JudikaturOLG Linz

9Bs70/24v – OLG Linz Entscheidung

Entscheidung
09. September 2024

Kopf

Das Oberlandesgericht Linz hat durch die Richterinnen Dr. Engljähringer als Vorsitzende, Mag. Hemetsberger und Mag. Kuranda in der Medienrechtssache des Antragstellers A* gegen den Antragsgegner B* wegen §§ 6 ff ua MedienG über die Beschwerde des Antragstellers gegen den Beschluss der Einzelrichterin des Landesgerichts Linz vom 13. März 2024, 30 Hv 14/24v-10, in nichtöffentlicher Sitzung entschieden:

Spruch

Der Beschwerde wird Folge gegeben; der angefochtene Beschluss wird aufgehoben.

Dem Erstgericht wird die Fortsetzung des Verfahrens aufgetragen.

Text

Gegenstand des Verfahrens ist ein via Facebook von zahlreichen Personen geteilter Beitrag über den Antragsteller in Bezug auf dessen Berufsausübung als Polizist, welcher (unkontroversiell, vgl StA Wels 16 St 7/24p-2.4, 2, -5.5,3 f und -9, 2) am 23. Februar 2021 auch vom Facebook-Account des Antragsgegners gepostet und somit veröffentlicht worden war.
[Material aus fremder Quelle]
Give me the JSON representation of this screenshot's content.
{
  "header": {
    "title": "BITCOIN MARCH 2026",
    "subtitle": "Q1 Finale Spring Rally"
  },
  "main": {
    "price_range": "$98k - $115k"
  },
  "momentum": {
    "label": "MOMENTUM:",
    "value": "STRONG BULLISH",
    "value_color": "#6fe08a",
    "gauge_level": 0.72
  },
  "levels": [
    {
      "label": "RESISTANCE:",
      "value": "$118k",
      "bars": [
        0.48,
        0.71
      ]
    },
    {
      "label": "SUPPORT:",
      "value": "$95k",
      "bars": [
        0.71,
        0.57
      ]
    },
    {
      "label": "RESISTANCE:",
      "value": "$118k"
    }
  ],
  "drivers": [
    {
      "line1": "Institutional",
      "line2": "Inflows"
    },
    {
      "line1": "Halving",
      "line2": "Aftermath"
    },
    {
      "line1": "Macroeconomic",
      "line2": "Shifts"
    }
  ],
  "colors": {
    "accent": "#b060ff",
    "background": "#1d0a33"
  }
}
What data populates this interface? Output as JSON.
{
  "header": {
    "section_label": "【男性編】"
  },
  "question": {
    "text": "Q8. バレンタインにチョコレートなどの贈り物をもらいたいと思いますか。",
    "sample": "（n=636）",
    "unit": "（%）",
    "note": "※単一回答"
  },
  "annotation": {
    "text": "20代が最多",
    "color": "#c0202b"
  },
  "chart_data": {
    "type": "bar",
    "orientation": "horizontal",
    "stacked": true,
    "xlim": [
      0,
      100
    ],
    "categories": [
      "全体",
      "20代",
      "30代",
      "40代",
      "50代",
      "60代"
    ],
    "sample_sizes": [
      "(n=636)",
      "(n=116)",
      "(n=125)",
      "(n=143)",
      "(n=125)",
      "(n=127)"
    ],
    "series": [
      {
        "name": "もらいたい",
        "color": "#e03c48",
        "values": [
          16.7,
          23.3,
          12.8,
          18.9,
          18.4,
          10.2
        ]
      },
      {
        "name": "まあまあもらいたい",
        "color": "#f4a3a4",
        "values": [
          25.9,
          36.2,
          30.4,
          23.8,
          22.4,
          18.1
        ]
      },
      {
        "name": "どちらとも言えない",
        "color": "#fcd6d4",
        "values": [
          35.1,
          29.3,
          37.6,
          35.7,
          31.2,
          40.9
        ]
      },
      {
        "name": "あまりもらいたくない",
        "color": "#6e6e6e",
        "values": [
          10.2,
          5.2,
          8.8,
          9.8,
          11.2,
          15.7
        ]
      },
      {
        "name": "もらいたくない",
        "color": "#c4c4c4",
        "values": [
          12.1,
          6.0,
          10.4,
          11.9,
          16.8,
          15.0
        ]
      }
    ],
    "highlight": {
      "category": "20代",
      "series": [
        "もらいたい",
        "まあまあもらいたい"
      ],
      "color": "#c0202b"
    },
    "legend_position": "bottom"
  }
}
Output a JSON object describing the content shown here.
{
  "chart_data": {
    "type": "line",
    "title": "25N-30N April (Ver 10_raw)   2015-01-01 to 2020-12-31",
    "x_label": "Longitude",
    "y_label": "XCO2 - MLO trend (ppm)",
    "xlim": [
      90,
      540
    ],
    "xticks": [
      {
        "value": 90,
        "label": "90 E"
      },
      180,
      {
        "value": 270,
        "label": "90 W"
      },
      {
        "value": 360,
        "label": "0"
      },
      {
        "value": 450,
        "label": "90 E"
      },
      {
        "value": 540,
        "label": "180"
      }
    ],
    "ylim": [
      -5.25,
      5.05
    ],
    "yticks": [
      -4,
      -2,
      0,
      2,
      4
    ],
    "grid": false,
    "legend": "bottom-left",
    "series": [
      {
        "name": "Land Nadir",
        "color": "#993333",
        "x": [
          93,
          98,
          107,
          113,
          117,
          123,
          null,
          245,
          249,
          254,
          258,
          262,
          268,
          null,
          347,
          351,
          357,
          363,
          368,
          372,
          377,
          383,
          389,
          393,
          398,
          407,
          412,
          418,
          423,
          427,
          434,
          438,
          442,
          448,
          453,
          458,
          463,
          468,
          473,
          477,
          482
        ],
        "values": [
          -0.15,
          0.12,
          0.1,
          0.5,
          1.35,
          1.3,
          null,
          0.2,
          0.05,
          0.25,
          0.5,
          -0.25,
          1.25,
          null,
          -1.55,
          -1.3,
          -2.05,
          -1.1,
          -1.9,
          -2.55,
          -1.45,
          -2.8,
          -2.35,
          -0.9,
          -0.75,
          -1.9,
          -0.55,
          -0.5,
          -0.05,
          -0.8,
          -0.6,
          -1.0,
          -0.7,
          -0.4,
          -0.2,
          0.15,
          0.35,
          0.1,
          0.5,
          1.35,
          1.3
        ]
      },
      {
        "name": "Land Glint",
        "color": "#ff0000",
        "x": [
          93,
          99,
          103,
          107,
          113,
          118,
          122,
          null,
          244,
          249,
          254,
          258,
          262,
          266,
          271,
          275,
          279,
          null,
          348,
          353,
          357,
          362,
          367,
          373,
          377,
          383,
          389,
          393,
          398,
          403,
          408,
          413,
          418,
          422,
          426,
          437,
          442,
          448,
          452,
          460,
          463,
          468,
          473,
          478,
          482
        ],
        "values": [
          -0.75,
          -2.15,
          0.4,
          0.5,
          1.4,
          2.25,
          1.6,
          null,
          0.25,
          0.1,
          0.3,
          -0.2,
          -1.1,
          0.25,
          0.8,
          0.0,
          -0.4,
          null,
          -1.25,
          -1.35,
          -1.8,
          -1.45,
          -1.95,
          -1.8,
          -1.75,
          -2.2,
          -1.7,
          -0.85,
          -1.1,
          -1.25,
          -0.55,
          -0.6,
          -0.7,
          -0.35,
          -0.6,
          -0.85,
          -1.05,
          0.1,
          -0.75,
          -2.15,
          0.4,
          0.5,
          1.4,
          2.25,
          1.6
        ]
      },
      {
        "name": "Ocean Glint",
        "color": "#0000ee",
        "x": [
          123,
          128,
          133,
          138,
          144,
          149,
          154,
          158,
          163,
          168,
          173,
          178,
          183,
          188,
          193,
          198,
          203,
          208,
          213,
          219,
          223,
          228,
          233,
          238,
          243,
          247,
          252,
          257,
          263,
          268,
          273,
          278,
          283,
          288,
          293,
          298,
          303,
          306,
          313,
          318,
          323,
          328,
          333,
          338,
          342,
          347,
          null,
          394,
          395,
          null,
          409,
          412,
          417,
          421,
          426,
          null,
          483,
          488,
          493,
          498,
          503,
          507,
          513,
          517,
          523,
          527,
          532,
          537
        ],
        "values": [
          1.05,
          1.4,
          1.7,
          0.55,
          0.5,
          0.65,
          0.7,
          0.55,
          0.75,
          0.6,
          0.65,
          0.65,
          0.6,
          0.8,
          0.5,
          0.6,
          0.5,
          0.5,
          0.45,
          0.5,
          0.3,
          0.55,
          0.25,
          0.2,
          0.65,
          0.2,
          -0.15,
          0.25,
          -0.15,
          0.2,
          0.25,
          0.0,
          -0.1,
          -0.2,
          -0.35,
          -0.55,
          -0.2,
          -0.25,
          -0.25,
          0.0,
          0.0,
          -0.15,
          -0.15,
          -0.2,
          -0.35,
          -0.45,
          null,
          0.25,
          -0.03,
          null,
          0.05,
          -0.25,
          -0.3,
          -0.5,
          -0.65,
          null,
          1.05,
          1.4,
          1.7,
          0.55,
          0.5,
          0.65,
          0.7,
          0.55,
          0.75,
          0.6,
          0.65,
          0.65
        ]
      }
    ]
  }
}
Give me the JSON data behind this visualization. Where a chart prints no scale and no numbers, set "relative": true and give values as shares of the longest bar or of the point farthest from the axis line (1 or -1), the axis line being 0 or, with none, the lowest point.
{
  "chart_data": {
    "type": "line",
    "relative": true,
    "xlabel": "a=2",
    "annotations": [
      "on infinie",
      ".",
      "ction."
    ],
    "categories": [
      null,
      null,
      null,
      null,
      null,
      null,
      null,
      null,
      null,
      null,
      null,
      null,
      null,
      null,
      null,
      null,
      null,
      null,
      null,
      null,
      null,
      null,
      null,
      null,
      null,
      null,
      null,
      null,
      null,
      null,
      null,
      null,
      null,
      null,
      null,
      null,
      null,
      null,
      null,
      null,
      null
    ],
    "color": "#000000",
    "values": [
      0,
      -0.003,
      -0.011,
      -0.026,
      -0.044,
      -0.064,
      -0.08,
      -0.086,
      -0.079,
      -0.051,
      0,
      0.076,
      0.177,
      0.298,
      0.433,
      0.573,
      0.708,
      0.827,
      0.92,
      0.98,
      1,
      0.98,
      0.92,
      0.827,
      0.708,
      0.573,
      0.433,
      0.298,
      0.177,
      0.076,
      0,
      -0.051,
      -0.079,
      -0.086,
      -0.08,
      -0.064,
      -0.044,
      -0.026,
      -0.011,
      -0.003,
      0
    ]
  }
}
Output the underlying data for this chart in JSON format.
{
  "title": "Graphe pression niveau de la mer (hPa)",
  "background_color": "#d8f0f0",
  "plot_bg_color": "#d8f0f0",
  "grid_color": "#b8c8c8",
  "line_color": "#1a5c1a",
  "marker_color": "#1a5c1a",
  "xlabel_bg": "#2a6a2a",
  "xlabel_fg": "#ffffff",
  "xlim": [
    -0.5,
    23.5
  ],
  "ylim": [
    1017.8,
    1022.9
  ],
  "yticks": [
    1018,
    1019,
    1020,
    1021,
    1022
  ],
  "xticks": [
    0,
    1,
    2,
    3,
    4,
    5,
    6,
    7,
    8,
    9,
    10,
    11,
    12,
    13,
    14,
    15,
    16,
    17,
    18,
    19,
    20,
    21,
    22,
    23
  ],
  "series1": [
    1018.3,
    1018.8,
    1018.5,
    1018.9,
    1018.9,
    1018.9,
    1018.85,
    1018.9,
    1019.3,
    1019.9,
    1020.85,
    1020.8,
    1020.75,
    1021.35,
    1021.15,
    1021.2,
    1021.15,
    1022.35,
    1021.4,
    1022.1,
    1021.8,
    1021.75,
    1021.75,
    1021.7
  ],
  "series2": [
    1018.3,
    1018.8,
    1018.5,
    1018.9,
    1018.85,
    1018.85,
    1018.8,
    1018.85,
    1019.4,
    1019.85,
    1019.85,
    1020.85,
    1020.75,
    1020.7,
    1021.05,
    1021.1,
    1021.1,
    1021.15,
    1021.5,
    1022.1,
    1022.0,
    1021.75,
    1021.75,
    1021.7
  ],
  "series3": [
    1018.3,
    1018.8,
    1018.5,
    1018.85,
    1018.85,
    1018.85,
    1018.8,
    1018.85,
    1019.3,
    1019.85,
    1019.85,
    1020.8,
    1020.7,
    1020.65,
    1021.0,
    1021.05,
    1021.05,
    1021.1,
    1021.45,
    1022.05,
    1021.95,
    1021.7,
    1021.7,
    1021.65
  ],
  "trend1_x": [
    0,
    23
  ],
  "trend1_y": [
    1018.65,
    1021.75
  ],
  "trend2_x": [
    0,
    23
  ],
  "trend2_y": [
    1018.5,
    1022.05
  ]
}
Am 13. Dezember 2023 erstattete der Antragsteller wegen dieser Veröffentlichung Anzeige gegen B* wegen §§ 111 Abs 1 und Abs 2 iVm 117 Abs 2 StGB (zuletzt StA Wels 16 St 7/24p-2) und begehrte darin unter anderem den Zuspruch einer Entschädigung nach §§ 6 ff (iVm § 8) MedienG sowie gleichzeitig für den Fall der Einstellung des Ermittlungsverfahrens die Aktenvorlage an das Gericht zur urteilsmäßigen Entscheidung über den medienrechtlichen Entschädigungsantrag (StA Wels 16 St 7/24p-2.1, 2 f).

Mit Verfügung vom 16. Jänner 2024 stellte die Staatsanwaltschaft Wels das gegen B* wegen Verdachts der üblen Nachrede in Bezug auf das inkriminierte Posting (ursprünglich von der Staatsanwaltschaft Linz zu 21 St 193/23y) geführte Ermittlungsverfahren gemäß § 190 Z 2 StPO mangels Erweislichkeit der Täterschaft des Beschuldigten ein (StA Wels 16 St 7/24p-1.5), weil dieser seinen unwiderlegten Angaben zufolge zur mutmaßlichen Tatzeit als Taxifahrer auch Fahrgästen sein Tablet und damit seinen Facebook-Account zugänglich gemacht hatte.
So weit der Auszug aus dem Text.